“Polipoide” è la definizione che Massimo Giacon (Padova, 1961) dà di sé stesso alludendo alla propria poliedricità, che gli permette di saltare “con disinvoltura dal fumetto all’arte contemporanea, dal design all’animazione, dai videogiochi alla musica”. L’artista è a Roma con due mostre quasi in contemporanea, imperdibili per chi voglia farsi un’idea del suo talento visionario, aderente al pop surrealism, ma per certi versi inclassificabile.

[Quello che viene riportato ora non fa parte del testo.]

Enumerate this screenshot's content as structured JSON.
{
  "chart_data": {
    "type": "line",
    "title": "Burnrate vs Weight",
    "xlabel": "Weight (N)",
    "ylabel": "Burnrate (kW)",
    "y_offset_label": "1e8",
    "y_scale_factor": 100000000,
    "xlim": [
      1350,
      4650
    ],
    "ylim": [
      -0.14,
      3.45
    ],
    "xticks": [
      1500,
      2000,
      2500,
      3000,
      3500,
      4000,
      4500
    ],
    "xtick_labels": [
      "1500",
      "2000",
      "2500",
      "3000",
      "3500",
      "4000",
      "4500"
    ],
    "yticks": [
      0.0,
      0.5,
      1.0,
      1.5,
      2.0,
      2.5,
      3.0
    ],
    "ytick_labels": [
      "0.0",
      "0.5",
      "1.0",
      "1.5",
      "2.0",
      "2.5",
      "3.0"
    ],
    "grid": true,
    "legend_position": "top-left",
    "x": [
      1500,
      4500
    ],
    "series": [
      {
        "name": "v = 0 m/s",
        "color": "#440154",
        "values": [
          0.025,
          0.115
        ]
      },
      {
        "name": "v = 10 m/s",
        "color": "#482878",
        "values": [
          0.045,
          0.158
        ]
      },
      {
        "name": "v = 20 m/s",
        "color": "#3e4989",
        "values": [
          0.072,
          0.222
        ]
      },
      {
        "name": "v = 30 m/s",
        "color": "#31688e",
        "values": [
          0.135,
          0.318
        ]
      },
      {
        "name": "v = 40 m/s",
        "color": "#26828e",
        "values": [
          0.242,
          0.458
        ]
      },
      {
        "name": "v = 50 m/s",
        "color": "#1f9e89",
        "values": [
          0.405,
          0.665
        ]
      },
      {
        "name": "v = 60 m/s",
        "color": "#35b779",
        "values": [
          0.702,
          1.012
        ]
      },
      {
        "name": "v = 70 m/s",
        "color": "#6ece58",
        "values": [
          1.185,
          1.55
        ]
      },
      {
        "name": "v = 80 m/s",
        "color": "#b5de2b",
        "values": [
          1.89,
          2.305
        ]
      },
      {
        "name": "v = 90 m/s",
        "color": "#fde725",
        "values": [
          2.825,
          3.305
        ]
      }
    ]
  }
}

Alla Galleria Mondo Bizzarro, Giacon presenta i suoi ultimi lavori: venti opere digitali su carta fotografica realizzate a partire da programmi di modellazione tridimensionale. Con navigata maestria, l’artista riesce a dare forme dall’espressionistica accentuazione cromatica ad una galleria di malconci cartoon. Hanno occhi sbarrati, lingue penzoloni e assistono increduli alle loro mutazioni. Bag Bunny, sorta di feto nel liquido amniotico, i Tre porcellini col ventre squarciato –dall’esplicito riferimento sessuale-, la mano di Topolino in Fine della storia, mozzata e inchiodata su un ciocco, e tanti altri ancora (bambole inquietanti, coniglietti a pois con facce da teschio, paperi che sbavano). Sono figli dimenticati di una società che riconosce solo il presente, senza compassione per ciò che non serve più. Tenere creature legate all’innocenza corrose dallo stesso male degli umani -degrado sociale e culturale-, dal crescente disagio della civiltà dei consumi.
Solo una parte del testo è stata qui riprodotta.